Les nouvelles autorités libèrent environ 1 000 prisonniers politiques et ferment le camp Boiro, symbole de la répression sous Sékou Touré.

Hommages

Malgré la controverse entourant son régime, Sékou Touré reste une figure importante de l'histoire guinéenne et africaine. Plusieurs lieux portent son nom :

  • L'aéroport international de Conakry a été rebaptisé aéroport international Ahmed-Sékou-Touré en 2021
  • Le palais présidentiel de Guinée est appelé Palais Sékhoutouréya
  • Des rues portent son nom dans plusieurs villes africaines (Accra, Cotonou)

Prix et récompenses

  • Prix Lénine pour la paix (1960)
  • Grand croix de l'ordre du Mérite de la Guinée
  • Grand croix de la Légion d'honneur (France)

Vie Privée

Ahmed Sékou Touré était marié à Andrée Touré (de 1953 à sa mort en 1984). Ils ont eu deux enfants : Aminata et Mohamed.

Publications

Sékou Touré a été un auteur prolifique, publiant de nombreux ouvrages sur sa vision politique et économique. Parmi ses œuvres les plus connues :

  • "L'Afrique en marche"
  • "Révolution et religion"
  • "Expérience guinéenne et unité africaine"
  • "Stratégie et tactique de la révolution"
  • "Des États-Unis d'Afrique"

Il a également publié un recueil de poèmes.

Conclusion

Ahmed Sékou Touré reste une figure complexe et controversée de l'histoire africaine.
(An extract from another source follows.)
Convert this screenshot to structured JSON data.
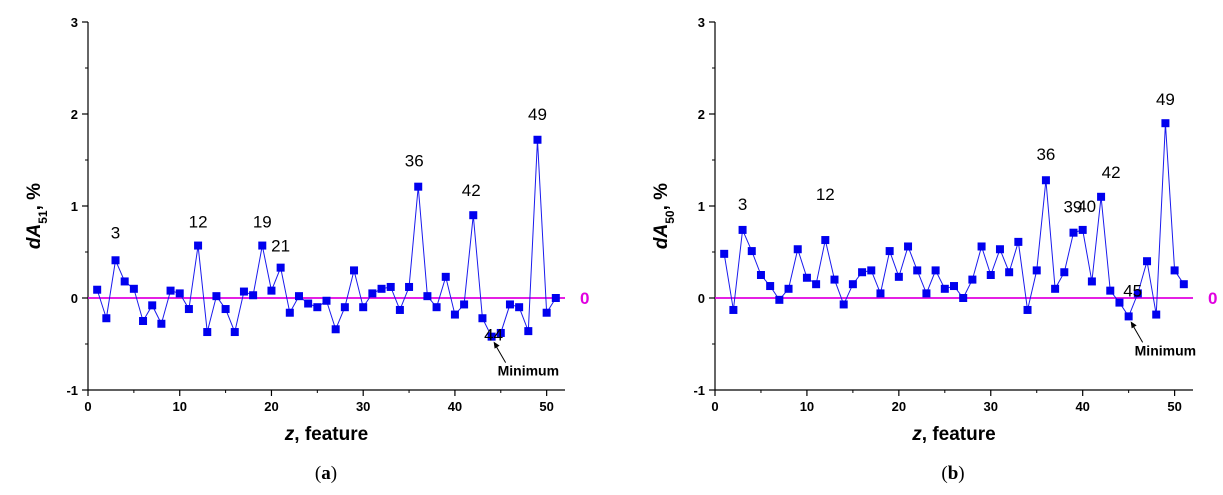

Premier président de la Guinée indépendante, il a joué un rôle crucial dans la lutte contre le colonialisme et la promotion du panafricanisme. Son régime a connu des évolutions importantes, passant du marxisme au libéralisme économique.

Cependant, son bilan est assombri par la répression politique et les violations des droits de l'homme qui ont marqué son règne. La Guinée sous Sékou Touré a connu des avancées en matière d'éducation, de santé et d'infrastructure, mais aussi des difficultés économiques persistantes liées à la mauvaise gestion et à l'isolement international.

L'héritage de Sékou Touré continue de susciter des débats en Guinée et au-delà. Si certains le célèbrent comme un héros de l'indépendance et un leader panafricain visionnaire, d'autres soulignent les dérives autoritaires de son régime. Son parcours illustre les défis auxquels ont été confrontés de nombreux leaders africains post-indépendance, entre aspirations au développement, affirmation de la souveraineté nationale et tentation du pouvoir personnel.

Aujourd'hui, la figure de Sékou Touré reste incontournable pour comprendre l'histoire de la Guinée et les dynamiques politiques de l'Afrique post-coloniale. Son influence se fait encore sentir dans la vie politique guinéenne, plus de trois décennies après sa disparition.